Cut the pumpkin into thin slices and steam for 5 minutes. After cooling, add glutinous rice flour and crush.
2.
3.
4.
Add white sugar, mix the three thoroughly, add appropriate amount of water according to the consistency (pay attention to water control!! Pumpkin itself also has water, if the water is too much, add some glutinous rice flour to neutralize), until the dough is not muddy can.
5.
6.
small fire! Warm the pan with cold oil, a small amount of vegetable oil + butter (1:1, of course pure vegetable oil is also available, adding butter is just more fragrant).
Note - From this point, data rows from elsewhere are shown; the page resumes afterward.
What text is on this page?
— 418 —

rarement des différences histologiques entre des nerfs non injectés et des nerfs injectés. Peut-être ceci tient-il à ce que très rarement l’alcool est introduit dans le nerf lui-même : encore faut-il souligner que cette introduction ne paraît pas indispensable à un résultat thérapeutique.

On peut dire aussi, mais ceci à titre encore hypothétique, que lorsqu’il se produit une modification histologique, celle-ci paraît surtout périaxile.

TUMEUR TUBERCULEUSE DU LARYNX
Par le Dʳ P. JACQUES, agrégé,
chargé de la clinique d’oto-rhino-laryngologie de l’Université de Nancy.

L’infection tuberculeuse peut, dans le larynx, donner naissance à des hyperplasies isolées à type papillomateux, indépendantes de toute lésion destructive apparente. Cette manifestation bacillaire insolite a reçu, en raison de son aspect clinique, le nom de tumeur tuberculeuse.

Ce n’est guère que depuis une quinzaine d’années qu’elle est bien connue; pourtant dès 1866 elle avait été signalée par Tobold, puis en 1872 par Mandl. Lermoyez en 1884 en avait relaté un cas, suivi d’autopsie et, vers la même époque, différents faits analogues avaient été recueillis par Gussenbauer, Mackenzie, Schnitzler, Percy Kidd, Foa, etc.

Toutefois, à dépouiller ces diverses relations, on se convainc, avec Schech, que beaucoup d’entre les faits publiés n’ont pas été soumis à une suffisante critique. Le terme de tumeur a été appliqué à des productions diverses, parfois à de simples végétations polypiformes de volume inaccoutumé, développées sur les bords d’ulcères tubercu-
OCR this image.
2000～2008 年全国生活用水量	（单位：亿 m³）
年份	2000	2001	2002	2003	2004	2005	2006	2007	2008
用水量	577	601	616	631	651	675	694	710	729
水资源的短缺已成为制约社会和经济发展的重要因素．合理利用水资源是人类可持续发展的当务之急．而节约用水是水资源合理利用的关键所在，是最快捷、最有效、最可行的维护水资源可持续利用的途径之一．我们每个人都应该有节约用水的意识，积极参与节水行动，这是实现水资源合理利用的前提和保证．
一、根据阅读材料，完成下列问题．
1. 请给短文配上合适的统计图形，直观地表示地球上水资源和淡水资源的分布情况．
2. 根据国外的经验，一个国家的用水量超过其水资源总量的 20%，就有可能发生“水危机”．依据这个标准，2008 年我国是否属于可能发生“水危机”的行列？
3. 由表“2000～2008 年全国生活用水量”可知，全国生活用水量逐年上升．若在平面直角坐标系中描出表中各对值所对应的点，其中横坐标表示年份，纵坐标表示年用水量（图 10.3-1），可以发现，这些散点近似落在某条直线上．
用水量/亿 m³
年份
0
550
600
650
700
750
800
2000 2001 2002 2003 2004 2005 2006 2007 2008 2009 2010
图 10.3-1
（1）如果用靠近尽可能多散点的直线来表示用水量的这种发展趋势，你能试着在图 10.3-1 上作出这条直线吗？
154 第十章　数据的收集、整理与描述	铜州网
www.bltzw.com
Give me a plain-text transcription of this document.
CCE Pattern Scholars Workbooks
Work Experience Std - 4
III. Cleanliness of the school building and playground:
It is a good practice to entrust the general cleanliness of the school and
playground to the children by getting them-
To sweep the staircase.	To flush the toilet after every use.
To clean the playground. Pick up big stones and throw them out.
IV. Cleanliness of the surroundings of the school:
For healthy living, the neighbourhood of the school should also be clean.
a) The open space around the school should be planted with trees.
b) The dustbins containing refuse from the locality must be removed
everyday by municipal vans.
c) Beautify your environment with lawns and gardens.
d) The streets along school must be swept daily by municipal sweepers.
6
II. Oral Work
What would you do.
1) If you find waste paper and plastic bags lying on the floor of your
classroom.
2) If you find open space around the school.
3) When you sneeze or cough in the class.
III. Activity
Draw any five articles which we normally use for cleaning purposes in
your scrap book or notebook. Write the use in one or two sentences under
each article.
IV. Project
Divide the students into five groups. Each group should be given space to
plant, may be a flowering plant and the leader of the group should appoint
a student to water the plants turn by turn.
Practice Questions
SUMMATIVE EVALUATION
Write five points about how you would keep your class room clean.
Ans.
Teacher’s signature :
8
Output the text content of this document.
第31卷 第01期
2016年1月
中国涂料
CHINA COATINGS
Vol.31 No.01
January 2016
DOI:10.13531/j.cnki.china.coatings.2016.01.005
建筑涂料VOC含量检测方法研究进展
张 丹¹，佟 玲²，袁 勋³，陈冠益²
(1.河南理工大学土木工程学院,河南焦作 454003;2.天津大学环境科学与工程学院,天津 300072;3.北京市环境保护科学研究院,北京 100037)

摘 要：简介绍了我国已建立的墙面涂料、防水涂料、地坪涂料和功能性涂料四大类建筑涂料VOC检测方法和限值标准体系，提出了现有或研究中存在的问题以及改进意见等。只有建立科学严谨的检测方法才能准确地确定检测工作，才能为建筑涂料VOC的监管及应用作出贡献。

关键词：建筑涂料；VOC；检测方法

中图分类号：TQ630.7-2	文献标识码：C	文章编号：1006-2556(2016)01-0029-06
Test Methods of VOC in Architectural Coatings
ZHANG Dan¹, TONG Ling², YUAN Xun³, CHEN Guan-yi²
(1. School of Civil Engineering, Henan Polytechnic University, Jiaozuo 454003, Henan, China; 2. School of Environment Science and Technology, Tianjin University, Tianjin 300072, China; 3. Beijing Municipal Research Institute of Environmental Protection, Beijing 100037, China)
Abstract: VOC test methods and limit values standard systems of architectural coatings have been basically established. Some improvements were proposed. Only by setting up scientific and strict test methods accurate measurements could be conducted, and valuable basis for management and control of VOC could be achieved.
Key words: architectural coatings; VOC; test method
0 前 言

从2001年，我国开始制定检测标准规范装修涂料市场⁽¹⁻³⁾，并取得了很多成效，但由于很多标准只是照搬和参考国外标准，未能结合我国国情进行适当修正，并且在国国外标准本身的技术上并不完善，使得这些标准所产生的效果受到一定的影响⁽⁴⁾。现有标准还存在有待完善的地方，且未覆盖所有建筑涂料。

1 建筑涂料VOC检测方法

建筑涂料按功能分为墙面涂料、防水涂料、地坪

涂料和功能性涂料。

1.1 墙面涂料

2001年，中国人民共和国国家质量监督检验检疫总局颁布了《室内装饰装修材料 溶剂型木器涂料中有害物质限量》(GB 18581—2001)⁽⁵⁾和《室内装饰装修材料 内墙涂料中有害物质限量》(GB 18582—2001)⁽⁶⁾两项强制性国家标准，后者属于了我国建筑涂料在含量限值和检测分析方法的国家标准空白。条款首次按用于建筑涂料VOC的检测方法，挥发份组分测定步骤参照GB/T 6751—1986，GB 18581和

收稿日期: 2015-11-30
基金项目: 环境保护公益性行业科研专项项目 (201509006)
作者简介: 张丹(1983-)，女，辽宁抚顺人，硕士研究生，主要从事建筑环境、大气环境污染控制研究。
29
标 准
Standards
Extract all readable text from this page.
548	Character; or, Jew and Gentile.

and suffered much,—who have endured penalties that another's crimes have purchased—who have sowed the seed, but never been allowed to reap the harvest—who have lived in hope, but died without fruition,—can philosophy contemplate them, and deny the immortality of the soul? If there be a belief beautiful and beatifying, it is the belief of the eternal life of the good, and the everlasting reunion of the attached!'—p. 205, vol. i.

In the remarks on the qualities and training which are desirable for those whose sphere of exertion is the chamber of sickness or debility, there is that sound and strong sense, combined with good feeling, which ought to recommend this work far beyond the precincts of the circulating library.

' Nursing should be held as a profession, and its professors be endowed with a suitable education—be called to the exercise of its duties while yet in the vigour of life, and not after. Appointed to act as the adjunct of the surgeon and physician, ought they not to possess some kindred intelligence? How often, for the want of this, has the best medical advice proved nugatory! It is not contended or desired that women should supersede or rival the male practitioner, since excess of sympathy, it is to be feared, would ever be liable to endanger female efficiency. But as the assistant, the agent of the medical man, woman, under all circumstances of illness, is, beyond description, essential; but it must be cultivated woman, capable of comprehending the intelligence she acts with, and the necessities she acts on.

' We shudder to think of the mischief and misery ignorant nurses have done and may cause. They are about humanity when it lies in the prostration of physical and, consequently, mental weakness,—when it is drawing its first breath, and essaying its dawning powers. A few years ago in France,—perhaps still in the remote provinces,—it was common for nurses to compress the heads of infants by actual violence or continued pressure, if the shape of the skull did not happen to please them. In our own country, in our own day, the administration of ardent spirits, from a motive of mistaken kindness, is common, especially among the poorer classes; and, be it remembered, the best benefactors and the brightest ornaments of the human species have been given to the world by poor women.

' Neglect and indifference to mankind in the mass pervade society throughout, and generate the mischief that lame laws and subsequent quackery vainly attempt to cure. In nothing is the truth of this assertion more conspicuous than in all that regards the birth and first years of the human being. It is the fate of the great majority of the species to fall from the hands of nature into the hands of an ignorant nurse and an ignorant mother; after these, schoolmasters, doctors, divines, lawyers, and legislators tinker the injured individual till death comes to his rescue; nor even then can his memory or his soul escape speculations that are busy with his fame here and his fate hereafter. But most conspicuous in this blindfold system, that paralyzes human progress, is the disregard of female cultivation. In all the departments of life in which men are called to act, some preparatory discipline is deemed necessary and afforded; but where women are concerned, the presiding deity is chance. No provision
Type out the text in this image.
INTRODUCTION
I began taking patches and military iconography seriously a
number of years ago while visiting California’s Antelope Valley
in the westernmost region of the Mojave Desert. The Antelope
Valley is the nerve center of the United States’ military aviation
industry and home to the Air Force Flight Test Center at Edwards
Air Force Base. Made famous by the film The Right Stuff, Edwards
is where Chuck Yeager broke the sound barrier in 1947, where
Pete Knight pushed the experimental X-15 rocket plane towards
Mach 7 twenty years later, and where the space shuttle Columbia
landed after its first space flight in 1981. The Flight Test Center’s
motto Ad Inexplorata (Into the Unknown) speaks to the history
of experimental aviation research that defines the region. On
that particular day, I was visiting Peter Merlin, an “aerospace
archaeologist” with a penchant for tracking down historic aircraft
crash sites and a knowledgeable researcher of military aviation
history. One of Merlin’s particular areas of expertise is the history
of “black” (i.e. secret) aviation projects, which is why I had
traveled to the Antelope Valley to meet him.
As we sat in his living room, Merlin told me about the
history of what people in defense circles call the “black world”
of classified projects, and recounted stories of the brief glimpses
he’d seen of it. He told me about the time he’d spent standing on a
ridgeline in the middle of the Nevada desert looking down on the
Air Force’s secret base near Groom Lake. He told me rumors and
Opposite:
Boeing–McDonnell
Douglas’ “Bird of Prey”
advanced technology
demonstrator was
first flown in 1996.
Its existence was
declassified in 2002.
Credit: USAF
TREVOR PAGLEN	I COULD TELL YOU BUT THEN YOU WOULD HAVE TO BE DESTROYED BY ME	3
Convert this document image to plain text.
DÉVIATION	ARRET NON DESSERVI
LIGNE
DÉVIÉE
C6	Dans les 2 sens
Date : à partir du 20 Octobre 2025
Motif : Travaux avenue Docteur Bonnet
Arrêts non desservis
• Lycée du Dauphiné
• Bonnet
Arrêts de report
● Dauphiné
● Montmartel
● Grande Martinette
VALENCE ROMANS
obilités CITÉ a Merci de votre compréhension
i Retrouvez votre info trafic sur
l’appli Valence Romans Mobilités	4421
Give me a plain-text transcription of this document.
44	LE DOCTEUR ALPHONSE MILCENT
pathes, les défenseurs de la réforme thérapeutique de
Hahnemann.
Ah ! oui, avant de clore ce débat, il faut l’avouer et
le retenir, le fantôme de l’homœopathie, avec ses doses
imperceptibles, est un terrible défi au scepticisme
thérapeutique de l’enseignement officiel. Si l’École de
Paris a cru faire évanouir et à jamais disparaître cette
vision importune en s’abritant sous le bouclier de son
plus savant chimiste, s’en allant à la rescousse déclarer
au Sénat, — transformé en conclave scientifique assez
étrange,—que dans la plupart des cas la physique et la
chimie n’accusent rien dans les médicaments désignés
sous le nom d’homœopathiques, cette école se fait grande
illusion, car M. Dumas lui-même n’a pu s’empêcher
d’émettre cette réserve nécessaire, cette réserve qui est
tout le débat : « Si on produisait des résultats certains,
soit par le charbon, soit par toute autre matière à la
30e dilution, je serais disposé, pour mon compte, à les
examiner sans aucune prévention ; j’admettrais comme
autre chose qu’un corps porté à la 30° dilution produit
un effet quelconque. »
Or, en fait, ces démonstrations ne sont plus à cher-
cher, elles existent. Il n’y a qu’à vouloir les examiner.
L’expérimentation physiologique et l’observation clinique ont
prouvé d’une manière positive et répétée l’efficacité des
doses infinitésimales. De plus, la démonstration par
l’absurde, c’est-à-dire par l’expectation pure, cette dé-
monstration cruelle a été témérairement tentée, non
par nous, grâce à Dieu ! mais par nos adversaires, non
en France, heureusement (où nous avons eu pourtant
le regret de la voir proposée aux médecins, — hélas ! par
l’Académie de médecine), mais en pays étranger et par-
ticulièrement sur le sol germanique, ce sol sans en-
Divide the dough into several small balls and spread out the concave shape.
7.
Turn over and fry for 1-2 minutes. When it is almost done, sprinkle some sesame seeds.
Tips:
1: When mixing pumpkin and glutinous rice flour, pay attention to water control (the pumpkin itself also has water, it is best to crush the pumpkin, knead the dough for a while, and then decide the amount of water).
2: Pay attention to oil control! If you accidentally get too much oil, put it aside on greased paper when it comes out of the pan.
3: For the taste, it can be sweet or salty, and you can match it. The original flavor is also good.
4: The glutinous rice food is relatively difficult to digest, eat less and taste more.